14

145 13 0
                                    


14

Entah dari mana mulanya percakapan itu terjadi. Itu sangat mengejutkan bagi Budi. Bagaimana Kevin bisa tahu kalau Budi naksir padanya.

"Aku tahu bocah itu. Aku tahu bocah yang kamu temui ketika pulang dari PERSAMI," kata Kevin tiba-tiba ketika sedang menonton TV.

Budi dengan santainya bilang, "Jangan bahas itu lagi. Sudah aku bilang namanya bukan Tiara."

"Memang bukan. Aku tahu itu," kata Kevin.

Budi mulai takut kalau Kevin tahu yang sebenarnya. Wajah Budi tiba-tiba jadi kebingungan dan tidak tahu ke mana harus menatap. Dengan terbatah-batah dia berkata "Jadi, kamu benar-benar tahu?"

Kevin tidak menjawab. Dia hanya memalingkan pandangannya dari Budi.

"Sejak kapan kamu tahu?" tanya Budi dengan gemetar. Dia paham kalau Kevin sudah menyadarinya.

"Itu tidak penting."

"Jadi, sekarang gimana?" tanya Budi.

"Apanya yang gimana?" Kevin balik bertanya.

Budi tidak menjawab. Dia hanya menunduk karena tidak siap dengan apa yang akan dia dengar dari mulut Kevin.

"Kau gila! Kau menjijikkan! Jangan dekati aku lagi!" bentak Kevin.

Kevin tidak berani menatapnya ketika bilang begitu. Hanya ada hening setelah itu. Budi hanya duduk di sana, menunduk, dan tidak berkata apa-apa. Dia dibuat hancur oleh kata-kata itu.

"Apa kamu mau aku pergi?" akhirnya Budi bicara juga, walau dengan nada yang lirih seperti sedang berbisik.

"Pulang saja kau! Dan jangan kembali lagi!" kata Kevin yang juga dengan nada lirih.

Dengan malu, Budi keluar dari kamar itu, turun lewat tangga, bertemu dengan bapak dan ibunya Kevin yang dengan ramahnya tersenyum padanya.

"Mau ke mana?" tanya bapaknya Kevin.

"Aku mau pulang," jawab Budi dengan nada seperti mau menangis.

"Tumben, jam segini sudah mau pulang," kata Ibunya Kevin.

Budi memasang senyum palsu, kemudian pergi mengambil sepedanya. Dia menaiki sepeda itu. Sebelum pergi, Budi mendaratkan pandangannya pada rumah itu. Dia melihat atapnya, tempat di mana dulu dia sengaja menaruh layangan di sana hanya biar bisa punya alasan untuk berkenalan dengan Kevin. Dia pandangi jendela kamar Kevin di mana dulu dia pernah berdiri di sana, mencoba untuk mengambil layangan yang sebelumnya dia pasang sendiri di atap. Dia melihat pada parabola, alat untuk menangkap sinyal stasiun televisi yang dia tonton bersama Kevin. Mungkin semua itu kini hanya bisa dipandang saja, hanya jadi kenangan yang akan selalu Budi rindukan.
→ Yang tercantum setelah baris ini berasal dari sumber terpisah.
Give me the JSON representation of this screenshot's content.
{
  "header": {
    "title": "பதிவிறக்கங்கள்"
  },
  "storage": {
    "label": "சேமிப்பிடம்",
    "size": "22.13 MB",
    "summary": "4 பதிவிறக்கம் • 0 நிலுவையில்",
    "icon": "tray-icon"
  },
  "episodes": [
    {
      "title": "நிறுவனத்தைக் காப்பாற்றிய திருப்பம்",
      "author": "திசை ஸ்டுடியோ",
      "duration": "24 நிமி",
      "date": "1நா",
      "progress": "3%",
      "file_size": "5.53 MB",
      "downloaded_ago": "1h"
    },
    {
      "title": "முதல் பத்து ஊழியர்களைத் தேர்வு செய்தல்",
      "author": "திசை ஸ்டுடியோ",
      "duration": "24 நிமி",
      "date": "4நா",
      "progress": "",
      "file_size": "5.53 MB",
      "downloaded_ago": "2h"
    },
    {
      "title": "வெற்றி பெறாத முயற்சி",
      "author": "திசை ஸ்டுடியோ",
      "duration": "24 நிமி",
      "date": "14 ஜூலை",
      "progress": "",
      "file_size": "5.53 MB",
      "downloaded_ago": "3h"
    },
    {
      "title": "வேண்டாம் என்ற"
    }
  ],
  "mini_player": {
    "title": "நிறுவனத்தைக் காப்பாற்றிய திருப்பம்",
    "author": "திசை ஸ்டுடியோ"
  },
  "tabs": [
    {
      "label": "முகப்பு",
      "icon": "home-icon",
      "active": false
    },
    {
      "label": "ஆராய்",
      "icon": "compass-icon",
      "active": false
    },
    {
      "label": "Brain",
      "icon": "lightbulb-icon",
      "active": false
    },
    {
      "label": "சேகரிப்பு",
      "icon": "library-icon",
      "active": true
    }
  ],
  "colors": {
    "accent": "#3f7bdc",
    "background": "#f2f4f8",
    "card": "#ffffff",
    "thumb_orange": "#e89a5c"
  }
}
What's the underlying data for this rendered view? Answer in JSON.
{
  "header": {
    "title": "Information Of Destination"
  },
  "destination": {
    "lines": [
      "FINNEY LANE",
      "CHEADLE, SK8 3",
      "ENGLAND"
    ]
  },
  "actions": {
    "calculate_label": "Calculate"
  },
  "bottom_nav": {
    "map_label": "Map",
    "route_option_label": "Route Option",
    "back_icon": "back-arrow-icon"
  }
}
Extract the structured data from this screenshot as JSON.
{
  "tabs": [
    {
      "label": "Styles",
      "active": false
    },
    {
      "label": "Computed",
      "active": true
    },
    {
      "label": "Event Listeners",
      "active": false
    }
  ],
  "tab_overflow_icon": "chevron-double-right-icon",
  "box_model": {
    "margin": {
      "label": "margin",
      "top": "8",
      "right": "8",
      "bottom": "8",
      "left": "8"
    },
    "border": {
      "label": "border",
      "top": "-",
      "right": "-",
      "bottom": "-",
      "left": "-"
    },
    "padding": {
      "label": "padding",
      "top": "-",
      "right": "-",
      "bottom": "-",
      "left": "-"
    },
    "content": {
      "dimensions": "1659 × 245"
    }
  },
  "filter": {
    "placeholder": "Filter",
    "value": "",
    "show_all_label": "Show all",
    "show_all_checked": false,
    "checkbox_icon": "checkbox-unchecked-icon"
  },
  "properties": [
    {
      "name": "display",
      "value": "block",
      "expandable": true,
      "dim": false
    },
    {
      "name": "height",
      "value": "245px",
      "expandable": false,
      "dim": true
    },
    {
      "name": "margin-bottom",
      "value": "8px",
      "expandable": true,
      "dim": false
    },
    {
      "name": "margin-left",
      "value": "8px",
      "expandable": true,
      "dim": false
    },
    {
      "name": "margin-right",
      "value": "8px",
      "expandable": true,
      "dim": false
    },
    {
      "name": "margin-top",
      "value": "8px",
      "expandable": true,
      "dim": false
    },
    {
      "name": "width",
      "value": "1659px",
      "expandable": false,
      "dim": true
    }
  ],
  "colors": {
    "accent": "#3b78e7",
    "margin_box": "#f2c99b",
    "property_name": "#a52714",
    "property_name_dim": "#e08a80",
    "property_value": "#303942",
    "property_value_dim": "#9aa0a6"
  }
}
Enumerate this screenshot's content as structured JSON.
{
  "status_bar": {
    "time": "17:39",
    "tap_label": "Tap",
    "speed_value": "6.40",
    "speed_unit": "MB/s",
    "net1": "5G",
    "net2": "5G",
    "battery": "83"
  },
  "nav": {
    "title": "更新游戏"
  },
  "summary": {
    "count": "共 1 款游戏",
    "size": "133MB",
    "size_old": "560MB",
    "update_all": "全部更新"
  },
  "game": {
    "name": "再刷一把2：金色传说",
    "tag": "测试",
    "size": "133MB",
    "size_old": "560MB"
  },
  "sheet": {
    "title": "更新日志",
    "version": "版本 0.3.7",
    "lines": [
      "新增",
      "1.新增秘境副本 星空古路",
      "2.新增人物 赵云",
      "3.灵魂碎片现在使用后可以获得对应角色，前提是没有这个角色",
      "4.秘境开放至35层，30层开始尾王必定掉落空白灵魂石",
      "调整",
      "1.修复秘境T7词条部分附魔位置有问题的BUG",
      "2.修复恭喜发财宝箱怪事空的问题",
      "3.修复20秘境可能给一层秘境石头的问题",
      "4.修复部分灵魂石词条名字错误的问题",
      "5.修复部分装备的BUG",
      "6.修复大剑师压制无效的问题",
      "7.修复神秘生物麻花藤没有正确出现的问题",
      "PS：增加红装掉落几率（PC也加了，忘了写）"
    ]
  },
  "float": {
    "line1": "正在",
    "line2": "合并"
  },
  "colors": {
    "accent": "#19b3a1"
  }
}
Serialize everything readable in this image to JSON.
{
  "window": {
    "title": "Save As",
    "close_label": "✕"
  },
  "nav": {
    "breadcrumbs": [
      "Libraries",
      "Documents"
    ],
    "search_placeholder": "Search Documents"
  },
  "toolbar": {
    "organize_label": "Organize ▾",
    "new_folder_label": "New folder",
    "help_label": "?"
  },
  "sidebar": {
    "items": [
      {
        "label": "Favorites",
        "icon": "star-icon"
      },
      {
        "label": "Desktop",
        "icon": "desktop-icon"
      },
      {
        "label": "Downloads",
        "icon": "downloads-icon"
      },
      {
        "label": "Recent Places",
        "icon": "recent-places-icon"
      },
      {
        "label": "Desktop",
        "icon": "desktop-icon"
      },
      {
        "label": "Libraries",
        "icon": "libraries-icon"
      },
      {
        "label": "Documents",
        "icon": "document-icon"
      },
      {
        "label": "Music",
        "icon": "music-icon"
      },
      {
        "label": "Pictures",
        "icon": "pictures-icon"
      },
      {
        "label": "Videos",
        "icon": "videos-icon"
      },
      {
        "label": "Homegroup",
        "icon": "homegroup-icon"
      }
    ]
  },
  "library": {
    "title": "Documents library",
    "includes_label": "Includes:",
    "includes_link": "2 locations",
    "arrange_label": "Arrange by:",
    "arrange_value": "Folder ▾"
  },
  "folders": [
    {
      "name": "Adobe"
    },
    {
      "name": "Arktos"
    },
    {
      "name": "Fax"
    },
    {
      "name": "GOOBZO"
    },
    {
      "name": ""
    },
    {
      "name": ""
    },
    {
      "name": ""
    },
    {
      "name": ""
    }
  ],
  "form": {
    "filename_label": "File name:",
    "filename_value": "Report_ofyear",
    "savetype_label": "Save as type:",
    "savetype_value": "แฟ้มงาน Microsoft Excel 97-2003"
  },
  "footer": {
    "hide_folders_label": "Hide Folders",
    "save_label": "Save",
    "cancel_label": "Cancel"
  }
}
Dengan ragu, Budi memancal sepedanya, meninggalkan rumah yang penuh kenangan itu. Air mata sudah tidak bisa ditahan lagi, dalam perjalanan pulang dia menangis.

Sesampainya di rumah, Budi langsung mengurung diri di kamar, menyembunyikan tangisnya dengan tangannya.

Jadi, apakah ini adalah akhirnya? Selama ini berada di dekat Kevin sudah bikin Budi bahagia. Dan kebahagiaan itu hilang seketika, mungkin tak akan ada lagi lanjutannya. Apakah begitu jadinya? Dalam tangis, Budi terngiang oleh pertanyaan itu.

Pertanyaan lain yang muncul adalah, dari mana Kevin tahu? Sebelumnya nggak ada yang tahu kalau Budi naksir dengan Kevin, selain Gilang. Benar, Gilang. Dia sudah tahu sejak awal.

Gilang memang nggak bisa jaga mulut. Budi jadi ingat dulu Gilang pernah mengadu bahwa Budi makan permen karet sampai dihukum pak Sarip. Dan kali ini Gilang pasti berulah kembali. Orang yang pantas disalahkan dalam hal ini adalah Gilang. Kevin pasti tahu dari dia.